The intensity of life’s daily tasks under the weight of depression and other mental illnesses can be devastating. On a good day, it might manifest as internal chats over why showering and brushing your teeth is a good idea. On other days, the delayed act of opening your laptop and logging in to take care of unanswered emails and deadlines can fill you with a crushing sense of dread over what is surely the pending collapse of your world.
The heaviness, no matter how insignificant it might seem on the outside, is real, and the toll it takes on the person and those in their circle is overwhelming.
For communities of color, where stigma around mental illness intersects with several other inequities, silence creates cracks, crevices, and sometimes canyons of suffering.
In the Latinx community, for example, 16 percent reported struggling with mental illness, and only an estimated 33 percent received treatment. Are these numbers, however, which are self-reported, an accurate snapshot of how mental illness manifests itself in our community, or do they represent the tip of an iceberg that threatens our well-being on different fronts?
Many who work in the mental health arena feel these figures are low, partly because many of our families do not know what symptoms look like in everyday life and subsequently label the behaviors in terms of shortcomings or inadequacies.

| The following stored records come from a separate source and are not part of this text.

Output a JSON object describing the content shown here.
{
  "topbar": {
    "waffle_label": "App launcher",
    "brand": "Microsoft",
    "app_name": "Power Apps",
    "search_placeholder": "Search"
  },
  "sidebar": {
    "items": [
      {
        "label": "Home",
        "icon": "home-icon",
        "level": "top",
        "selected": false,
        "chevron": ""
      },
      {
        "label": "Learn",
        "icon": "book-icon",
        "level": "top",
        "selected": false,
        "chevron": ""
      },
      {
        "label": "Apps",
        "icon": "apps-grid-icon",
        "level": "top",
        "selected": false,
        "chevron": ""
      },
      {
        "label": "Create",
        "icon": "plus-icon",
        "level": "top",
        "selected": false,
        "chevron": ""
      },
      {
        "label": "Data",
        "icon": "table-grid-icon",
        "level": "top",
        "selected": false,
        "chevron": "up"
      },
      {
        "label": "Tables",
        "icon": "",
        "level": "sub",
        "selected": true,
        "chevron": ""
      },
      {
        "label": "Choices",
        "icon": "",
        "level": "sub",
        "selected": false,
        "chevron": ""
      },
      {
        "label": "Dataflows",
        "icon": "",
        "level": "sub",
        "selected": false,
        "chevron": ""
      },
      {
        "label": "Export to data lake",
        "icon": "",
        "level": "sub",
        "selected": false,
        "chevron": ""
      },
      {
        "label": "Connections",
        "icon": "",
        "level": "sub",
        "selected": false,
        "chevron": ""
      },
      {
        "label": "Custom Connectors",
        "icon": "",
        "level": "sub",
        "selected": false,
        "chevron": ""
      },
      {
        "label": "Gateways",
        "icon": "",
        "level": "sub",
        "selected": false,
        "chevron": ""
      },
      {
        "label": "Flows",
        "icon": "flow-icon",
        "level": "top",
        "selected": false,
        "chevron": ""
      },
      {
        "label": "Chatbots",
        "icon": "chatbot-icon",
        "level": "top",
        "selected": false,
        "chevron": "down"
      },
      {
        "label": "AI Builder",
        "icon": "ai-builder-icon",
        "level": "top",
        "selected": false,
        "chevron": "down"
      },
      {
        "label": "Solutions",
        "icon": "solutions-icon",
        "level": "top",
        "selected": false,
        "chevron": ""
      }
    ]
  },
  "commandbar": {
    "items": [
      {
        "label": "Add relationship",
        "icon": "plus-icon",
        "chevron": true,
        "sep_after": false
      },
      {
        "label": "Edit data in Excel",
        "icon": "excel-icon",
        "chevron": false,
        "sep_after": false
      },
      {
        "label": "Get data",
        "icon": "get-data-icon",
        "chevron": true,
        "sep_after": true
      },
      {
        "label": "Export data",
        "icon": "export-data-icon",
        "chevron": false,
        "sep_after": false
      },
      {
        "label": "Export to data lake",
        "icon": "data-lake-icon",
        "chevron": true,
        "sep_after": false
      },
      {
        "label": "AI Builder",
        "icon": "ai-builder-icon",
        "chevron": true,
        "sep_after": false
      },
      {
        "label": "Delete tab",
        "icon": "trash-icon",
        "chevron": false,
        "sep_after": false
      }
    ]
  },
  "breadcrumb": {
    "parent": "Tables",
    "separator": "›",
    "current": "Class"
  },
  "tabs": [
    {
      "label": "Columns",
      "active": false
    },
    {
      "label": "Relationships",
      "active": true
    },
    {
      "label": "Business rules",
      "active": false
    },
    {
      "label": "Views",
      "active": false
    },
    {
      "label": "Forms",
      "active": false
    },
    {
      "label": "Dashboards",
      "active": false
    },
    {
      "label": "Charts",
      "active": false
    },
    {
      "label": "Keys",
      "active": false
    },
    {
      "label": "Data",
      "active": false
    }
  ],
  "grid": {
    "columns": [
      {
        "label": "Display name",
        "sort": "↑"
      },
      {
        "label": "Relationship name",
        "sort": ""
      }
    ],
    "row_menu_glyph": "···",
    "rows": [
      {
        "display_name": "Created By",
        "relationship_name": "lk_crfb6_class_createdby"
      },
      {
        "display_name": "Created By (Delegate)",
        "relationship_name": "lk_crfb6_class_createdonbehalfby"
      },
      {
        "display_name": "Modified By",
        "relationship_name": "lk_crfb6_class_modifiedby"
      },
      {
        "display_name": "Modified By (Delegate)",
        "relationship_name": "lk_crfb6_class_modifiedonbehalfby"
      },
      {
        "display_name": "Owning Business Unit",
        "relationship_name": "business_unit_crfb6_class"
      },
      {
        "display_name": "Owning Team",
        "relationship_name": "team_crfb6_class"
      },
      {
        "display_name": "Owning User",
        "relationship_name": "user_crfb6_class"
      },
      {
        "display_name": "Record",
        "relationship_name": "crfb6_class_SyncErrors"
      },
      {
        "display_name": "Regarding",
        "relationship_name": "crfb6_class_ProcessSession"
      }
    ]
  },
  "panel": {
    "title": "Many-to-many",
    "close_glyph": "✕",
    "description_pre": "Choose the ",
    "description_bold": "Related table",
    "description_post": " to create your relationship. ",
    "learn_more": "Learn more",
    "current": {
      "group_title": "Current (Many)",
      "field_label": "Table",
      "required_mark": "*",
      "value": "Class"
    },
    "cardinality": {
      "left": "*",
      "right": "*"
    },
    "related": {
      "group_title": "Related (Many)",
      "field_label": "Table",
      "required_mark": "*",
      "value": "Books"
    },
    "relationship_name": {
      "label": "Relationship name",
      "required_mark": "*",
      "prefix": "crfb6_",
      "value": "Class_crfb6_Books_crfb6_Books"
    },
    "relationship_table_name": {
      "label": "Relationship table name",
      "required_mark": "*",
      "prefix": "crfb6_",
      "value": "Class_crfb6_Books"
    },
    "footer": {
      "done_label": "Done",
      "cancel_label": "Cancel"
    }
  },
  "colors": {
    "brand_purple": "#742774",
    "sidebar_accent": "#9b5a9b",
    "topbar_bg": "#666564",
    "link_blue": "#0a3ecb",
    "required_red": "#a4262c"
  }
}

It’s not uncommon to hear folks describe people struggling with mental health as “not right,” “damaged,” or even worse, “weak.”
The idea of collective identity, where one’s actions are seen as a reflection of the entire family, plays into this as well, especially in the Latinx community. Speaking honestly about our “defects” is seen as a negative while suffering stoically for the good of the family is an honorable act. The song “We Don’t Talk About Bruno” from Disney’s Encanto opened the door to speaking more openly about this phenomenon.
The overall shortage of affordable and accessible mental health services in the U.S. can make finding help feel like an impossible quest. Plus culturally appropriate mental health is difficult to obtain, and finding a mental health professional who speaks our language and understands the cultural nuances behind our beliefs and mores adds a layer that makes this feel insurmountable.